The arguments forwarded by the anti-AV brigade are largely flawed and self-defeating. Mehdi Hasan produced a terrific critique in the latest New Statesman:
The Alternative Vote isn't a foreign system. From trade unions to workplace committees, professional societies to student groups, millions of Britons already have experience of voting under AV. It doesn't require expensive voting machines, or cost £250m ... AV isn't a "confusing system" (David Cameron) or "fiendishly complicated" (Daily Mail). If the Australians can manage to rank candidates in a 1-2-3 order, so can we. AV doesn't automatically result in hung parliaments: over the past 100 years, Australia has had fewer hung parliaments under AV than the UK has had under FPTP. Meanwhile, Canada, despite using FPTP, has been beset by hung parliaments in recent years.The arguments forwarded by the No to AV campaign are largely uninspiring because they are extolled by reactionary and conservative Westminster traditionalists. Arguments of complication and cost are largely irrelevant in terms of electoral reform and we should strive for a genuinely proportional system whatever the intellectual or financial cost. However AV is not a proportional system and – whatever the outcome of the referendum – it will delay moves to proportional representation. Furthermore – and by far the most compelling argument against AV – it will further entrench a centripetal party system which is becoming increasingly bland, centralised and uninspiring.

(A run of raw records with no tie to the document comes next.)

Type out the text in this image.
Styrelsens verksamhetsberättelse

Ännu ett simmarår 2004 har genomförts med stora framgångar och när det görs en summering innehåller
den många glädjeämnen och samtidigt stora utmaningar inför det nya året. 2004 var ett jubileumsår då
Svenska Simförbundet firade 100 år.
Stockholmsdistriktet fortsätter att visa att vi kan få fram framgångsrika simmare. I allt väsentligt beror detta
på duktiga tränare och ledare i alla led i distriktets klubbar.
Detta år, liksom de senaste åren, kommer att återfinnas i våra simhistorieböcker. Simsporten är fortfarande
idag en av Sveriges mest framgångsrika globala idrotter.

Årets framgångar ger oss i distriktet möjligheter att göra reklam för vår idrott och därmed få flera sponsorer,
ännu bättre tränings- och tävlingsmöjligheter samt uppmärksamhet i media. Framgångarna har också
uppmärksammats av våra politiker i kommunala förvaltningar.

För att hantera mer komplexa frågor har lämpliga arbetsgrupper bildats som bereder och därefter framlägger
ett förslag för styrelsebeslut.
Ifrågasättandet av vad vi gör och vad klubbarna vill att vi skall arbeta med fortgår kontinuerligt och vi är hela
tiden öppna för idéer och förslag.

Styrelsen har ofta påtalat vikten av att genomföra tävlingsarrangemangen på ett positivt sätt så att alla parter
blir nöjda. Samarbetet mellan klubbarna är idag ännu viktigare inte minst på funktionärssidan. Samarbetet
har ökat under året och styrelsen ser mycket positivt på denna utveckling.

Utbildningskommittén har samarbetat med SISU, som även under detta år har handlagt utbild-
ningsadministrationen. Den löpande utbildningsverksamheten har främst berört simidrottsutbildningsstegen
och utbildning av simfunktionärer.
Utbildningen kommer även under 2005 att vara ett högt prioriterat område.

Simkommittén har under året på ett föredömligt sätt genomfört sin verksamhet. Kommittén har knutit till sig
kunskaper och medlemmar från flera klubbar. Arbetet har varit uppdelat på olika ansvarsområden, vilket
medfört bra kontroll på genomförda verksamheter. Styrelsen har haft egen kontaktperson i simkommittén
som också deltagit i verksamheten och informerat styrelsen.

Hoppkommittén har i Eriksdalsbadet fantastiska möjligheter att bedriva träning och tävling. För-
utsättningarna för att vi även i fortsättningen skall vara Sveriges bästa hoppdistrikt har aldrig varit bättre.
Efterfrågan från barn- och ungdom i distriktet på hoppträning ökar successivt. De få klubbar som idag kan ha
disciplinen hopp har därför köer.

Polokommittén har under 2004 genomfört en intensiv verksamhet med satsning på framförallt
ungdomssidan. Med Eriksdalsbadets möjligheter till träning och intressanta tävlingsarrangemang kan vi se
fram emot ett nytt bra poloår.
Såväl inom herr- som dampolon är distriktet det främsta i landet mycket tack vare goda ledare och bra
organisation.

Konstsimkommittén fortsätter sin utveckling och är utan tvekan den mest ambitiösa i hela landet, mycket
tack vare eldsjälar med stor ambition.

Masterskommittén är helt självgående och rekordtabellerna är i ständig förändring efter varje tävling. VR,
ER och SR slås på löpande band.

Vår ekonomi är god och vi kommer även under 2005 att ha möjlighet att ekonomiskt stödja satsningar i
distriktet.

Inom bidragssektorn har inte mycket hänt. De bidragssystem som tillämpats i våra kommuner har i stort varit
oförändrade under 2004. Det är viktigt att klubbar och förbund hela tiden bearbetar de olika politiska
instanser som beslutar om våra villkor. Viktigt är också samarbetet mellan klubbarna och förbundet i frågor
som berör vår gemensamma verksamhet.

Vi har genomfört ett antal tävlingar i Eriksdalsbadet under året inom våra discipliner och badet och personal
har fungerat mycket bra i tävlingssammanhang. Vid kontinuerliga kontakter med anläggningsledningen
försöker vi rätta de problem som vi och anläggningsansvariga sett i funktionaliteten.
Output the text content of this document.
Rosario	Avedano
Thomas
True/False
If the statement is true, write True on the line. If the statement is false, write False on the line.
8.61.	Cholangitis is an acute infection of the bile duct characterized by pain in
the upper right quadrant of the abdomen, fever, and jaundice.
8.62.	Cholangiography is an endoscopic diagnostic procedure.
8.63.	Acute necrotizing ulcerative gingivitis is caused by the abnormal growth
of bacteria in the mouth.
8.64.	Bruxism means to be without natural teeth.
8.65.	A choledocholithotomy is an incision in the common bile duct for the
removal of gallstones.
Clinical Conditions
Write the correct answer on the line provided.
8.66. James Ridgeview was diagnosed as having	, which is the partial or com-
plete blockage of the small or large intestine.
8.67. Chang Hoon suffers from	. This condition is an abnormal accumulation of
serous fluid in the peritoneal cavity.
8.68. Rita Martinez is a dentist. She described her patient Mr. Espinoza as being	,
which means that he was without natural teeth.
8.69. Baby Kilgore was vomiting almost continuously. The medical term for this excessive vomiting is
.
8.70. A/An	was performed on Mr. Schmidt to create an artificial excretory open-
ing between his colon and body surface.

The key argument against AV is that – far from increasing choice – AV acts to eliminate differences between parties and, therefore, reduces choice. Parties are forced to compete for second preference votes and this, inevitably, blunts radicalism and forces parties to compete for the centre ground. The coalition has forced the shift of the political playground to the right and, as a result, Labour will have to further reconfigure their policies in line with market forces in order to win second preference votes from Tories and Lib Dems. For this reason – and to ensure Labour doesn't slip further to the right – the Alternative Vote should be opposed by socialists and progressives and we should champion a genuinely proportional system.
AV is not about increasing representation or democratisation, it is about ensuring the supremacy of liberal individualism and marketisation. We stand at a political crossroads: the expenses scandal – coupled with the Lib Dems' public sacrifice of manifesto commitments – has eroded people's faith in government; the organised labour movement – facing an unprecedented assault on public services – is reawakening from its slumber to lead the fightback. It is hoped that AV will be a political apathy panacea but, in the long term, by encouraging the convergence of party politics, the erosion of public support in government will be even greater.
Prior to the General Election, Nick Clegg described the Alternative Vote as "a miserable little compromise" (NB: he may have been describing himself). It pains me to say it but, with regards to that quote, I agree with Nick.